Globus support: download optimizations #11125

landreev · 2024-12-30T02:57:25Z

What this PR does / why we need it:

The PR improves the reliability of the Globus download framework, primarily by extending the new task-monitoring system first implemented for uploads in #10781. There are a few other improvements. For example, it fixes a somewhat exotic bug where Globus downloads weren't counted, but only for multi-file downloads and only when a guestbook popup was enabled.
The improvements are implemented in response to/based on the experience with the NESE Data Storage integration with Dataverse at IQSS. Most of these are already in prod. use there, deployed as an experimental beta build.

Which issue(s) this PR closes:

Closes Globus integration: improve handling of downloads #11057

Special notes for your reviewer:

The single most important improvement is that, similarly to what was implemented in #10781 for uploads, the ongoing download tasks can now be monitored asynchronously, with the state saved in the database. This makes the management of the temporary access rules more robust, guaranteeing that Dataverse will register the completion of each task, even if there was a server restart in between.

Assorted other fixes and improvements were added. For example, it is now possible for a user to have simultaneous downloads runnig on files from the same dataset (when the task state is saved in the database, upon completion of a task it is easy to check if any other active tasks are using the same access rule and, if so, avoid deleting it). I fixed something misguided I did in #10781 when I first implemented saving the task state in the database: I misunderstood how the client tokens worked; and tried to save the token for each task, thinking that it needed to be reused throughout the life of the task. In reality, the same token can be used for multiple tasks on the same endpoint; also, for a long-running task that saved token has a good chance of expiring - and I didn't have a provision for that. Now the monitoring service simply caches the access tokens for each endpoint that it manages, and refreshes them as needed. General error handling, logging and state checking has been improved.

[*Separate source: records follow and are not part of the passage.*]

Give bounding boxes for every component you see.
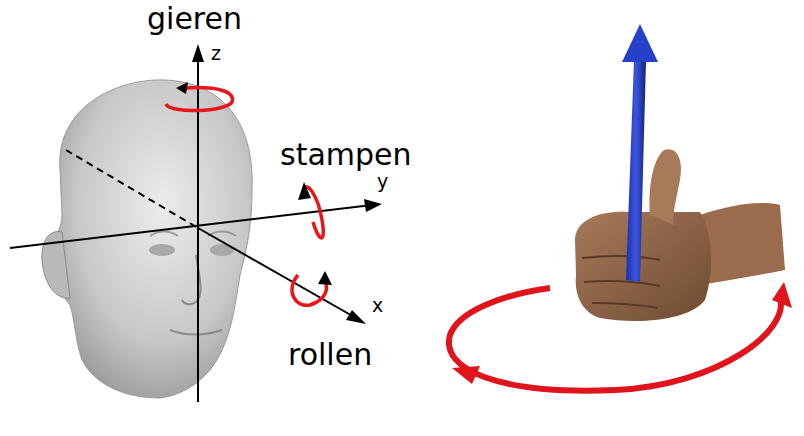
rotation-label: stampen bbox=[280, 140, 412, 170]
axis-arrow bbox=[622, 24, 658, 282]
right-hand-rule bbox=[449, 203, 792, 391]
rotation-arrows bbox=[166, 82, 332, 305]
thumb bbox=[650, 149, 682, 225]
rotation-label: gieren bbox=[147, 4, 242, 34]
axis-label: y bbox=[377, 172, 388, 191]
rotation-label: rollen bbox=[288, 340, 372, 370]
axis-label: z bbox=[211, 44, 221, 63]
coordinate-axes bbox=[10, 44, 382, 402]
head-figure bbox=[42, 80, 252, 398]
axis-label: x bbox=[372, 296, 383, 315]
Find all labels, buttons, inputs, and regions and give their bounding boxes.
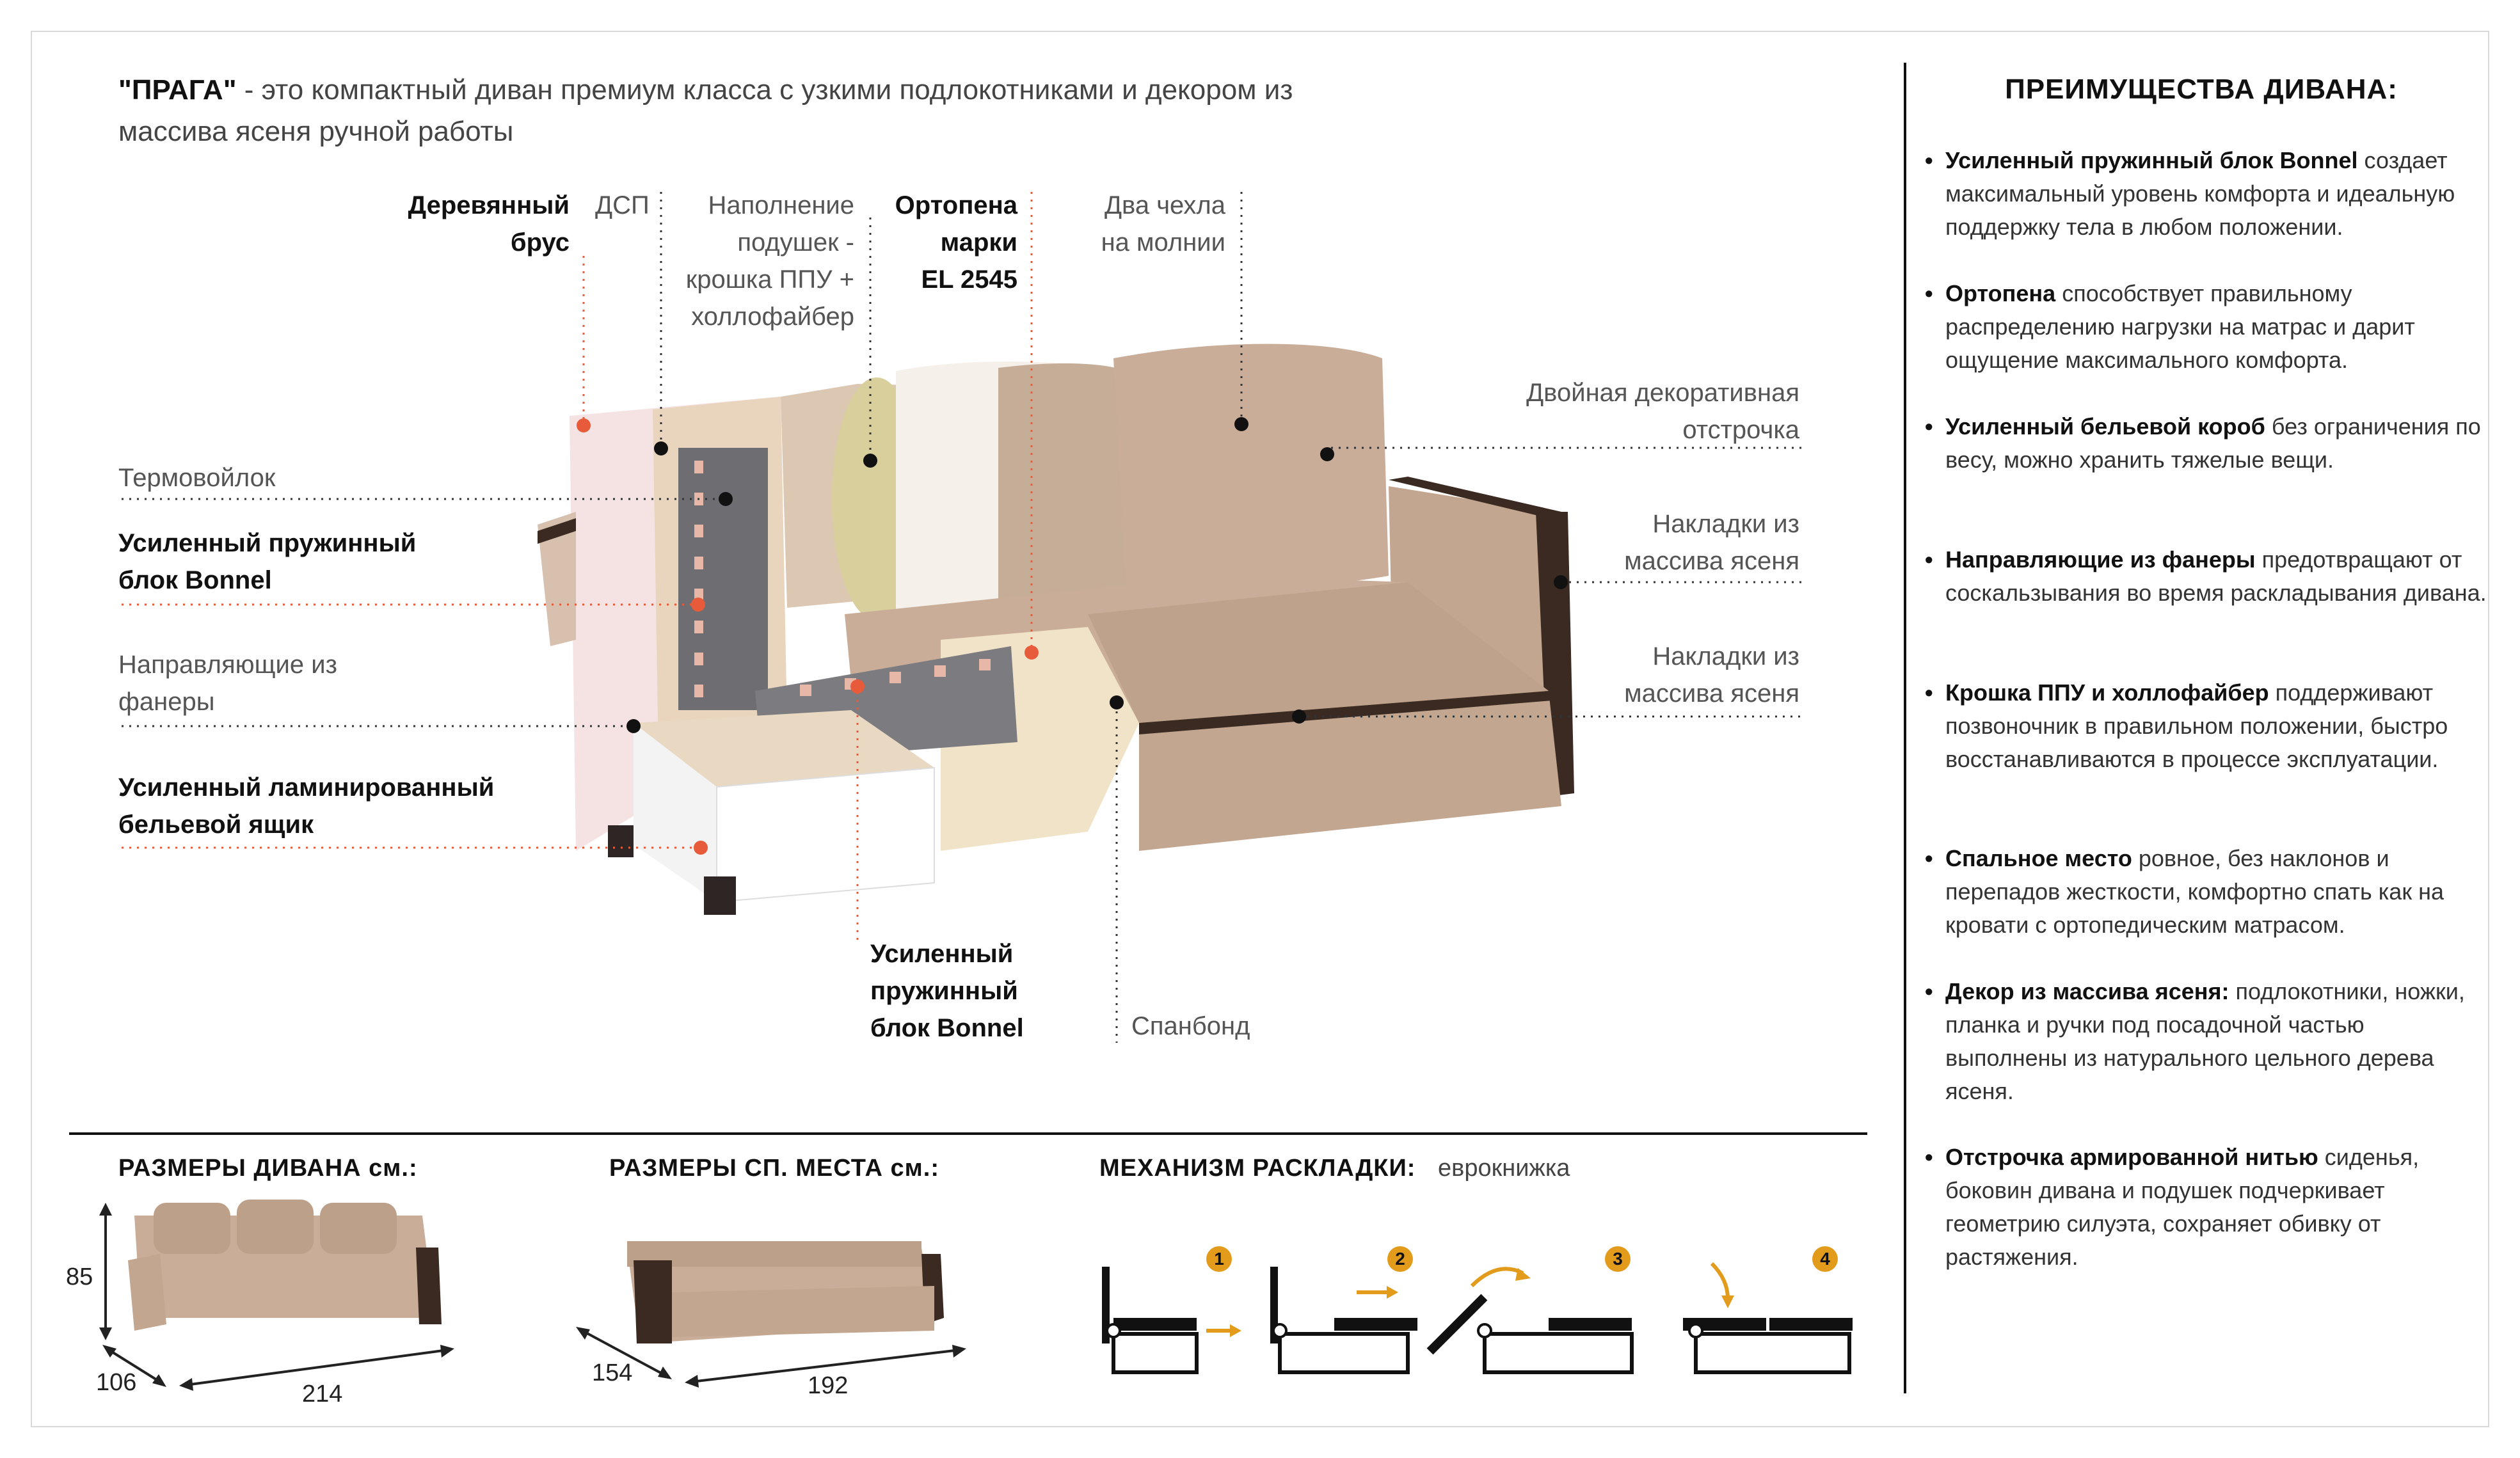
step-badge-1: 1 — [1206, 1246, 1232, 1272]
bullet-icon: • — [1925, 1144, 1933, 1170]
sofa-height: 85 — [66, 1264, 93, 1290]
bed-depth: 154 — [592, 1359, 633, 1386]
horizontal-divider — [69, 1132, 1867, 1135]
step-1-diagram — [1102, 1267, 1241, 1374]
advantage-text: ровное, без наклонов и перепадов жесткос… — [1945, 845, 2444, 938]
sofa-depth: 106 — [96, 1369, 137, 1396]
mechanism-title: МЕХАНИЗМ РАСКЛАДКИ: — [1099, 1155, 1416, 1182]
step-3-diagram — [1426, 1267, 1634, 1374]
vertical-divider — [1904, 63, 1906, 1393]
sofa-front-panel — [1139, 691, 1561, 851]
marker-pruzhinny-bottom — [850, 679, 865, 693]
step-2-diagram — [1270, 1267, 1417, 1374]
step-4-diagram — [1683, 1262, 1853, 1374]
advantage-text: предотвращают от соскальзывания во время… — [1945, 546, 2487, 606]
label-dsp: ДСП — [595, 191, 650, 219]
advantage-title: Усиленный пружинный блок Bonnel — [1945, 147, 2358, 173]
advantage-title: Декор из массива ясеня: — [1945, 978, 2229, 1004]
marker-laminirovanny — [694, 841, 708, 855]
intro-line-1: - это компактный диван премиум класса с … — [236, 74, 1293, 106]
advantage-item: • Направляющие из фанеры предотвращают от… — [1925, 543, 2489, 610]
marker-napravlyayushchie — [626, 719, 641, 733]
advantage-item: • Отстрочка армированной нитью сиденья, б… — [1925, 1141, 2489, 1274]
product-name: "ПРАГА" — [118, 74, 237, 106]
advantage-item: • Декор из массива ясеня: подлокотники, н… — [1925, 975, 2489, 1108]
advantage-item: • Ортопена способствует правильному распр… — [1925, 277, 2489, 377]
bed-dims-title: РАЗМЕРЫ СП. МЕСТА см.: — [609, 1155, 939, 1182]
advantage-text: поддерживают позвоночник в правильном по… — [1945, 679, 2448, 772]
label-spanbond: Спанбонд — [1131, 1012, 1250, 1040]
storage-drawer — [634, 710, 934, 787]
advantage-item: • Усиленный бельевой короб без ограничени… — [1925, 410, 2489, 477]
sofa-dims-illustration — [99, 1200, 454, 1391]
advantage-item: • Крошка ППУ и холлофайбер поддерживают п… — [1925, 676, 2489, 776]
advantage-text: без ограничения по весу, можно хранить т… — [1945, 413, 2481, 473]
bullet-icon: • — [1925, 147, 1933, 173]
advantage-item: • Усиленный пружинный блок Bonnel создает… — [1925, 144, 2489, 244]
advantage-text: подлокотники, ножки, планка и ручки под … — [1945, 978, 2465, 1104]
bullet-icon: • — [1925, 280, 1933, 306]
bullet-icon: • — [1925, 546, 1933, 573]
marker-nakladki-1 — [1554, 575, 1568, 589]
step-badge-4: 4 — [1812, 1246, 1838, 1272]
advantage-text: сиденья, боковин дивана и подушек подчер… — [1945, 1144, 2420, 1270]
page-frame — [31, 31, 2489, 1427]
marker-dva-chehla — [1234, 417, 1248, 431]
intro-text: "ПРАГА" - это компактный диван премиум к… — [118, 69, 1293, 152]
step-badge-2: 2 — [1387, 1246, 1413, 1272]
marker-ortopena — [1025, 646, 1039, 660]
marker-termovoylok — [719, 492, 733, 506]
sofa-dims-title: РАЗМЕРЫ ДИВАНА см.: — [118, 1155, 418, 1182]
advantage-title: Усиленный бельевой короб — [1945, 413, 2265, 440]
marker-pruzhinny-left — [691, 598, 705, 612]
bullet-icon: • — [1925, 978, 1933, 1004]
back-cushion-right — [1113, 344, 1389, 595]
advantage-title: Крошка ППУ и холлофайбер — [1945, 679, 2269, 706]
bullet-icon: • — [1925, 413, 1933, 440]
bullet-icon: • — [1925, 679, 1933, 706]
advantage-title: Направляющие из фанеры — [1945, 546, 2256, 573]
bed-width: 192 — [808, 1372, 849, 1399]
sofa-cutaway-illustration — [122, 192, 1801, 1043]
intro-line-2: массива ясеня ручной работы — [118, 116, 514, 147]
step-badge-3: 3 — [1605, 1246, 1631, 1272]
bed-dims-illustration — [576, 1241, 966, 1388]
advantage-title: Ортопена — [1945, 280, 2056, 306]
marker-brus — [577, 418, 591, 432]
marker-napolnenie — [863, 454, 877, 468]
advantages-title: ПРЕИМУЩЕСТВА ДИВАНА: — [2005, 74, 2398, 105]
marker-dsp — [654, 441, 668, 456]
advantage-title: Отстрочка армированной нитью — [1945, 1144, 2318, 1170]
advantage-text: создает максимальный уровень комфорта и … — [1945, 147, 2455, 240]
advantage-item: • Спальное место ровное, без наклонов и п… — [1925, 842, 2489, 942]
bullet-icon: • — [1925, 845, 1933, 871]
marker-spanbond — [1110, 695, 1124, 709]
marker-nakladki-2 — [1292, 709, 1306, 724]
advantage-text: способствует правильному распределению н… — [1945, 280, 2415, 373]
marker-otstrochka — [1320, 447, 1334, 461]
sofa-width: 214 — [302, 1381, 343, 1407]
advantage-title: Спальное место — [1945, 845, 2132, 871]
mechanism-value: еврокнижка — [1438, 1155, 1570, 1182]
mechanism-steps — [1102, 1262, 1853, 1374]
label-termovoylok: Термовойлок — [118, 464, 276, 492]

Suggestions on how to test this:

dataverse-internal has active Globus configuration tied to a fully-functioning remote storage volume at NESE, identical to our prod. volume there. There are existing datasets with multiple large-ish (100MB+) Globus-stored files (for example: https://dataverse-internal.iq.harvard.edu/dataset.xhtml?persistentId=doi:10.70122/FK2/QZQPQE); more data can be uploaded for testing as needed. QA would involve verifying that such files can be downloaded; with an emphasis on repeating downloads from the same dataset, and perhaps parallel downloads of different files from the same dataset at the same time. For the end user, everything should work as described in the Globus download instruction (written for the prod. users, but fully applies to the test configuration on internal).

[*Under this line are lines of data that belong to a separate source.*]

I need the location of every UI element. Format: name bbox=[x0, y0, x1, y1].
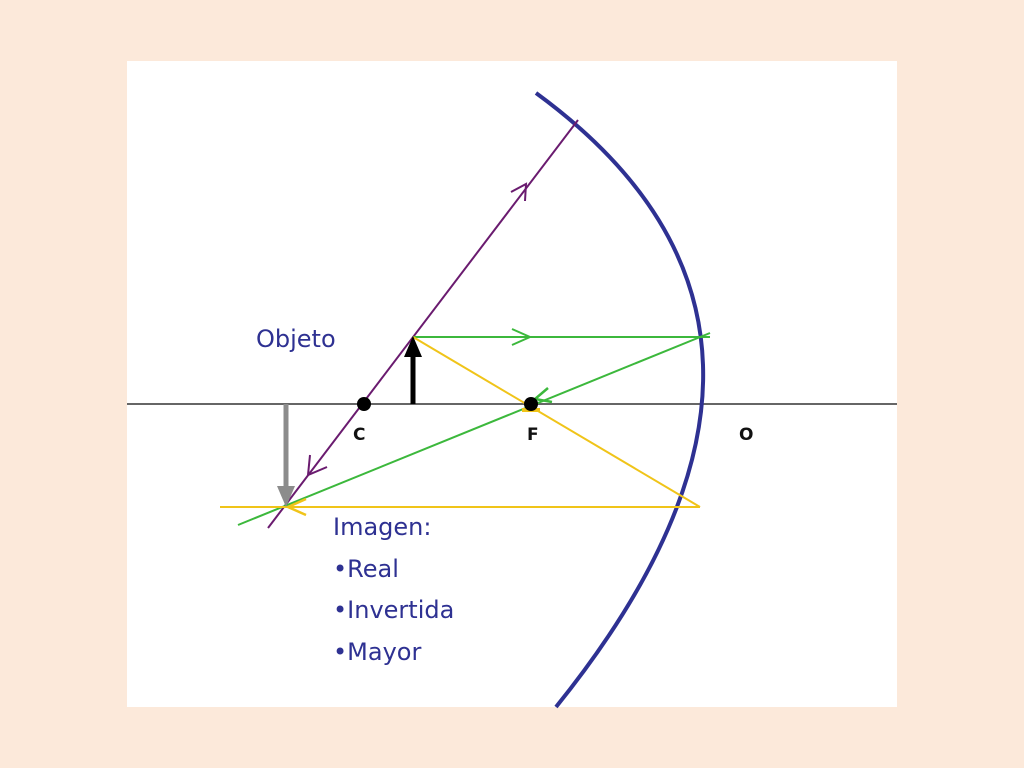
focal-point bbox=[524, 397, 538, 411]
ray-arrow-green-icon bbox=[532, 387, 553, 404]
concave-mirror bbox=[534, 91, 706, 709]
focus-label: F bbox=[527, 425, 539, 445]
object-label: Objeto bbox=[256, 325, 336, 353]
image-arrow-head-icon bbox=[277, 486, 295, 507]
ray-arrow-left-icon bbox=[284, 497, 307, 517]
image-title: Imagen: bbox=[333, 513, 431, 541]
ray-arrow-up-icon bbox=[510, 182, 528, 202]
slide-background bbox=[127, 61, 897, 707]
image-property-real: •Real bbox=[333, 555, 399, 583]
center-of-curvature-point bbox=[357, 397, 371, 411]
image-property-inverted: •Invertida bbox=[333, 596, 454, 624]
ray-focal-yellow bbox=[412, 336, 701, 508]
ray-arrow-right-icon bbox=[511, 328, 533, 346]
vertex-label: O bbox=[739, 425, 753, 445]
ray-through-center bbox=[267, 119, 579, 529]
object-arrow-head-icon bbox=[404, 336, 422, 357]
ray-arrow-down-icon bbox=[306, 454, 328, 477]
center-label: C bbox=[353, 425, 365, 445]
image-property-larger: •Mayor bbox=[333, 638, 421, 666]
ray-reflected-green bbox=[237, 332, 711, 526]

Does this PR introduce a user interface change? If mockups are available, please link/include them here:

Is there a release notes update needed for this change?:

Additional documentation:

status is "ACTIVE", take it seriously/literally. #11057

configured value. #11057

… size limits. #11057

…d/counted with gestbook popups enabled. #11057

Plus implements proper checks before deleting access rules, ensuring that no other active tasks are still using them. #11057

landreev · 2025-02-25T17:00:22Z

I un-drafter the PR; waiting for a Jenkins test, will put the PR on the board if it passes

qqmyers · 2025-02-25T19:41:34Z

src/main/webapp/filesFragment.xhtml

+                                             and fileMetadata.dataFile.released
+                                             and not fileMetadata.dataFile.restricted
+                                             and not dataFileServiceBean.isActivelyEmbargoed(fileMetadata)
+                                             and DatasetPage.isShowQueryButton(fileMetadata.dataFile.id)


isShowQueryButton handles all of these (and retention period) except for tabularData, which is at least partially handled by registering for specific mime types. (Is the concern that it shows when ingests fails? (Does the Ask the Data' tool fail if ingest fails or can it do something with just the file?).
Whatever the correct logic - perhaps any changes can just go in isShowQueryButton() ?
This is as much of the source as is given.